I think the British equivalent of the debate about how many accents in resume is the deabte about the plural of curriculum vitae. FWIW, my French dictionary (Le Larousse de Poche, 1998 edition) gives it with acute accents on both the Es.
If you’re 100 per cent confident that it’s a mistake (e.g. if it’s a clear and obvious spelling error or typo), you should reject them out of hand. It’s reasonable to assume that somebody will pay as much attention to their CV as they do to anything, and if they make mistakes on that, then it indicates a lack of ability. If it’s possible that it’s a stylistic variant, you should probably give them a chance to explain themselves.

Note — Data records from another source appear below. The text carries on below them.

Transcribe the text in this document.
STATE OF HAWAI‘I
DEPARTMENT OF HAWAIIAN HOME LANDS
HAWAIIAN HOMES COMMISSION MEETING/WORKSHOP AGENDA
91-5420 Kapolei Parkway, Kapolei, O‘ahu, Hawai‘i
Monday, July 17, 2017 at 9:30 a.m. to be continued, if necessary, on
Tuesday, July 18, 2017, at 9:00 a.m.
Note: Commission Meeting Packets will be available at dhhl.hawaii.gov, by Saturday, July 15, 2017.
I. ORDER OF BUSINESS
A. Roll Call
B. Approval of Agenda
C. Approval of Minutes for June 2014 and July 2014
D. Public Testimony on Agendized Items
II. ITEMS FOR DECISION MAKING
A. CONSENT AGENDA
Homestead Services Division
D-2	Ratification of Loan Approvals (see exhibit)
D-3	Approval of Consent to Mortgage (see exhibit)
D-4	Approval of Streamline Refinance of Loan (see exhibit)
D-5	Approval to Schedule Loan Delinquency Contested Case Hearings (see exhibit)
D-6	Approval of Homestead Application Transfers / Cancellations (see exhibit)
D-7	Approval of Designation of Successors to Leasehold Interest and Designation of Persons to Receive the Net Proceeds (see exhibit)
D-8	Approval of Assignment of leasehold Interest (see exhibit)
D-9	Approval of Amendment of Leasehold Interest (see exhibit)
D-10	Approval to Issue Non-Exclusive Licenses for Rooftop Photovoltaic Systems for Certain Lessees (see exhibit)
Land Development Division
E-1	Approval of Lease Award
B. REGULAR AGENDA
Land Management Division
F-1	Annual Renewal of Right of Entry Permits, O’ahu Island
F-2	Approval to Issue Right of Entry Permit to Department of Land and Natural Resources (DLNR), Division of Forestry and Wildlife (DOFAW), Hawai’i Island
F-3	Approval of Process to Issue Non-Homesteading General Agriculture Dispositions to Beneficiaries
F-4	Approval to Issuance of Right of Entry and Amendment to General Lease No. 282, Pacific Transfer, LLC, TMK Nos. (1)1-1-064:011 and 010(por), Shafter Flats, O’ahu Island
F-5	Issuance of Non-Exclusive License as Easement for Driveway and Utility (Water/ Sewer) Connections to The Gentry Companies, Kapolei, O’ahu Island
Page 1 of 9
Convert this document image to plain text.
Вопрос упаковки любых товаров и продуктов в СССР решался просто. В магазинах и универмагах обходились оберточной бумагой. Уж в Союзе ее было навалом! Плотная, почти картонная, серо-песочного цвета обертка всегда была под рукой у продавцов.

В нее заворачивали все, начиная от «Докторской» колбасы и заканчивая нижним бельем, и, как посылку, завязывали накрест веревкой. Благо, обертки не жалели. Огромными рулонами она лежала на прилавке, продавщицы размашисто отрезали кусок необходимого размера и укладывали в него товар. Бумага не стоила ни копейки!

My Larousse French-English gives résumé for the French.
Merriam-Webster gives résumé as the primary and resumé and resume as the variants.
However you want to spell it, the most egregious mangling of the word I have encountered was the placement specialist at Control Data Institute in Southfield, MI, who, in 1980, was sending kids out on interviews and telling them that the word was pronounced ree ZOO mee. (I’d have sacked him.)
I just wanted to share a resume story of my own (note the lack of accents due to my inability to figure out how to make them).
When I was about to be officially hired, after working here for 6 months anyway as a “casual” employee, my boss was obligated to consider other applicants. One of them misspelled the name of the university three or four times throughout her application-- and she’d been working here, in a different department, for years.
Her resume was promptly “filed” in the recycling bin.
I hate to jump on the bandwagon here, but RealityChuck, you need to get rid of that french dictionary.
Resume in french is spelled with two acute accents, one on each e.
On the obituary page of today’s Raleigh News and Observer, there is an “In remembrance of” notice, which has as its opening sentence: “Life is but a shopping place, a pause in what’s to be, a resting place along the road to sweet eternity.” Based on the rest of the text, which continues the analogy of a journey, I’ve got to believe that this was supposed to read “life is but a stopping place”.
I’m going to check if they run a corrected version tomorrow.
My CV (I’m not getting involved in that other debate) includes “A.M. in Public Policy Studies” and I have to be oh so careful to pay attention to that first “l” every time.
I would agree that unless it’s a possible variant, a misspelling should be grounds for immediate circular filing. Especially its/it’s, who’s/whose and there/their/they’re. (arg)
I’d overlook one typo, but not more, if the person is really good. It is hard to check your own work. But then I’d let them in on a trick: to check for typos read the document backwards. Then your brain won’t skip over words you know.
But then, I can’t even get a job as a proofreader right now, so who am I to talk?
Anecdote follows, feel free to ignore.
I edited essays for my friends while I was in university, and came across an interesting mistake that can only happen with computers. I noticed that my friend had spelled her last name incorrectly. I assumed it was a typo, and showed it to her. She replied, “But my spell-checker didn’t catch it.”
Investigation proved that she had entered it into her dictionary incorrectly, and had just hit ‘change’ every time it came up.
Will this person physically be in the office working or (since it is a freelance job) will he/she be working from home via computer/e-mail/fax?
Yeah, what she said. I’d be interested in hearing more about the job if it’s a telecommuting, on-your-own-time kind of thing. And I guarantee that my résumé doesn’t have any typos on it.